I went inside once to hang out in 1975. From Sallee’s description, it sounds like much hasn’t changed since then. But that’s cool. I always smile every time I drive by. It always reminded me of the scene in American Graffiti when Richard Dreyfus drove out to the tiny radio station in the middle of nowhere and unknowingly met Wolfman Jack broadcasting into the night.
I agree Mark and Sallee: It’s like taking a walk back in time. I’ve been lucky enough to know some of the folks who operate the place and work there. They work their behinds off as they practice a lost art with skill and conviction. Newton’s loss in Cambridge’s gain.
Any word if they will change their call lettees from WNTN TO WCMB?
This is real moment in time to me.
WNTN was my first paid professional job in broadcasting….in 1975. I worked in that building for 3 years while still attending Meadowbrook (Brown), and NSHS.
I spent countless hours in those small studios as a “Board Op” for owner Mr D’s greek show, and then on air playing music and reporting the news.
In those studios, I interviewed Mayor Mann, and a host of other Newton notables. During the blizzard of ’78, with roads closed, I hitched a ride on a Newton snow plow from Newton Highlands across town to get to the studios and provide info to the community.
When I stopped in while campaigning a couple years ago, seeing my picture on the wall of WNTN from when I was a kid was a real kick.
That job was directly responsible for starting a successful career in broadcasting and gaining a better understanding and appreciation of how people make up a community.
I’m sad to see it physically leave Newton, but it makes perfect business sense to move it to Cambridge and sell the valuable property where the tower and current building are situated.

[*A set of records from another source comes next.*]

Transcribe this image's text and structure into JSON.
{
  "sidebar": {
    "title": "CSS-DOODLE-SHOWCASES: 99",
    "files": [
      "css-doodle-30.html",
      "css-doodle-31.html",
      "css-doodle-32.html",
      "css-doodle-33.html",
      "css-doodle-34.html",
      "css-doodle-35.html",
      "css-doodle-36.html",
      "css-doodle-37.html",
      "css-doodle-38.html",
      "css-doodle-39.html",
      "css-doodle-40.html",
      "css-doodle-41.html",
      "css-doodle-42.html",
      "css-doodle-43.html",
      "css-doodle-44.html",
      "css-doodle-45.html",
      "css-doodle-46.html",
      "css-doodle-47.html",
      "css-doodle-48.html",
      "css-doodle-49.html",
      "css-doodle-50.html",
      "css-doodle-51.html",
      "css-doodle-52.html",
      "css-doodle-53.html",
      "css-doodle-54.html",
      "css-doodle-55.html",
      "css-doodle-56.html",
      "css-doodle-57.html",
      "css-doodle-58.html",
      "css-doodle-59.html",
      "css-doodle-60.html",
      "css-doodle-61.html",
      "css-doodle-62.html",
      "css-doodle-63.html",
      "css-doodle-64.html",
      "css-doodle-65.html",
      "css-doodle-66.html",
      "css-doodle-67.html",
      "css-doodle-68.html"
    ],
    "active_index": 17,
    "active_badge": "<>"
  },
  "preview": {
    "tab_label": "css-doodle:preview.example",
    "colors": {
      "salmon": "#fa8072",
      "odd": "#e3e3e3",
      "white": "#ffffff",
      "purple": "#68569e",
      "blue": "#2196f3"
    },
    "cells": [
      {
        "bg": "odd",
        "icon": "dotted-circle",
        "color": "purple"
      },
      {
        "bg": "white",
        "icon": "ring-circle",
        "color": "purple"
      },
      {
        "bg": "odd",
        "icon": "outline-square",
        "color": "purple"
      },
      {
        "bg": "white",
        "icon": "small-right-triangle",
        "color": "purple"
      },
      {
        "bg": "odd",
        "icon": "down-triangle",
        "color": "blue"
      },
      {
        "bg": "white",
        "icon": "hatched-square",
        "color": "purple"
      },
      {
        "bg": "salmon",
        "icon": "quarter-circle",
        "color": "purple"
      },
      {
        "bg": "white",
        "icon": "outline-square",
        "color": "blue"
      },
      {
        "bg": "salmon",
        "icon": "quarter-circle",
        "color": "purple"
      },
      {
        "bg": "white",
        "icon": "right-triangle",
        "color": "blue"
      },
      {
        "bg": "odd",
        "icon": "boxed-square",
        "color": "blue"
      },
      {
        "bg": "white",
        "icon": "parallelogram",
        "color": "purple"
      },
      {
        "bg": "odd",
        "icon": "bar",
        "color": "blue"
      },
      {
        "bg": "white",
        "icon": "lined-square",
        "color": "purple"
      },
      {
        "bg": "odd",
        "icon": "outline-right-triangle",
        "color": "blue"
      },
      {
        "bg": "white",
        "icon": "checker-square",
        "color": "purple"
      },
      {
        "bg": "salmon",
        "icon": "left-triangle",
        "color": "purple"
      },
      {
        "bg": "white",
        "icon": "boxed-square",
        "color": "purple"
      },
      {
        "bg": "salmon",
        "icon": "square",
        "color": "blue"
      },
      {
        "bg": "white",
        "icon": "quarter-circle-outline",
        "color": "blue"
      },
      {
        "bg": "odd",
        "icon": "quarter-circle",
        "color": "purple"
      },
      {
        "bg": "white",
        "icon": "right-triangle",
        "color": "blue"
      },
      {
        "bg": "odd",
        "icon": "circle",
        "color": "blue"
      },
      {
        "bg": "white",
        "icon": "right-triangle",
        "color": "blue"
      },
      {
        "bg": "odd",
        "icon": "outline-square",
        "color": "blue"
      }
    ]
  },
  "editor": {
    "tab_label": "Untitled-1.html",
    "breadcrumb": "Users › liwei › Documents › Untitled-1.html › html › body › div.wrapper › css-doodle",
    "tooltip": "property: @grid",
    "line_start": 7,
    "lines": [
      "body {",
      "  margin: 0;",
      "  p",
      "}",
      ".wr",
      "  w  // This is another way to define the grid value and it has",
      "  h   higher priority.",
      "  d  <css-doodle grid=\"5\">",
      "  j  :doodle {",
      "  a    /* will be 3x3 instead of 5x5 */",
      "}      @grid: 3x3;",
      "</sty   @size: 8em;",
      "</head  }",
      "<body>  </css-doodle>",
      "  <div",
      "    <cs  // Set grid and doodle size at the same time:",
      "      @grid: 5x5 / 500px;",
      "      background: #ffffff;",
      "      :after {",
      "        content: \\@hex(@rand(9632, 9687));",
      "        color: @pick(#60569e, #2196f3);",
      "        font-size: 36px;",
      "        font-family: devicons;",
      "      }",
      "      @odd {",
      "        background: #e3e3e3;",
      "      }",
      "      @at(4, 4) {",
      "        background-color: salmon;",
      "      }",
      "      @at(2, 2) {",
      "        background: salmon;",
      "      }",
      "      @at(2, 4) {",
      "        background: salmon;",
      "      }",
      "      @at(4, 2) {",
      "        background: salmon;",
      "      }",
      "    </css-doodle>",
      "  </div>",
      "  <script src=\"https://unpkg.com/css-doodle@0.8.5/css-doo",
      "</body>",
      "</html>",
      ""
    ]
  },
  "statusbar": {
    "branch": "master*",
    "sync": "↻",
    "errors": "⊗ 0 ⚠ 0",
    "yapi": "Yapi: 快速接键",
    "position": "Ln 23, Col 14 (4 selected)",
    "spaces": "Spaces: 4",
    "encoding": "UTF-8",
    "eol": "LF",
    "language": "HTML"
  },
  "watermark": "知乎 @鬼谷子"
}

I wish Rob, John, Paul, and everyone at the station the very best.
I was fortunate to be an in-studio guest at WNTN a couple of times when I ran for Mayor. And I’m really sorry that Newton will be losing this gem of a station. But I very much enjoyed reading Charlie Shapiro’s recollections of his time at WNTN. Thanks to Charlie for sharing those great memories.
My older brother, Steve, worked there, around 1969.
Hey Charlie, some of us remember you when you worked there.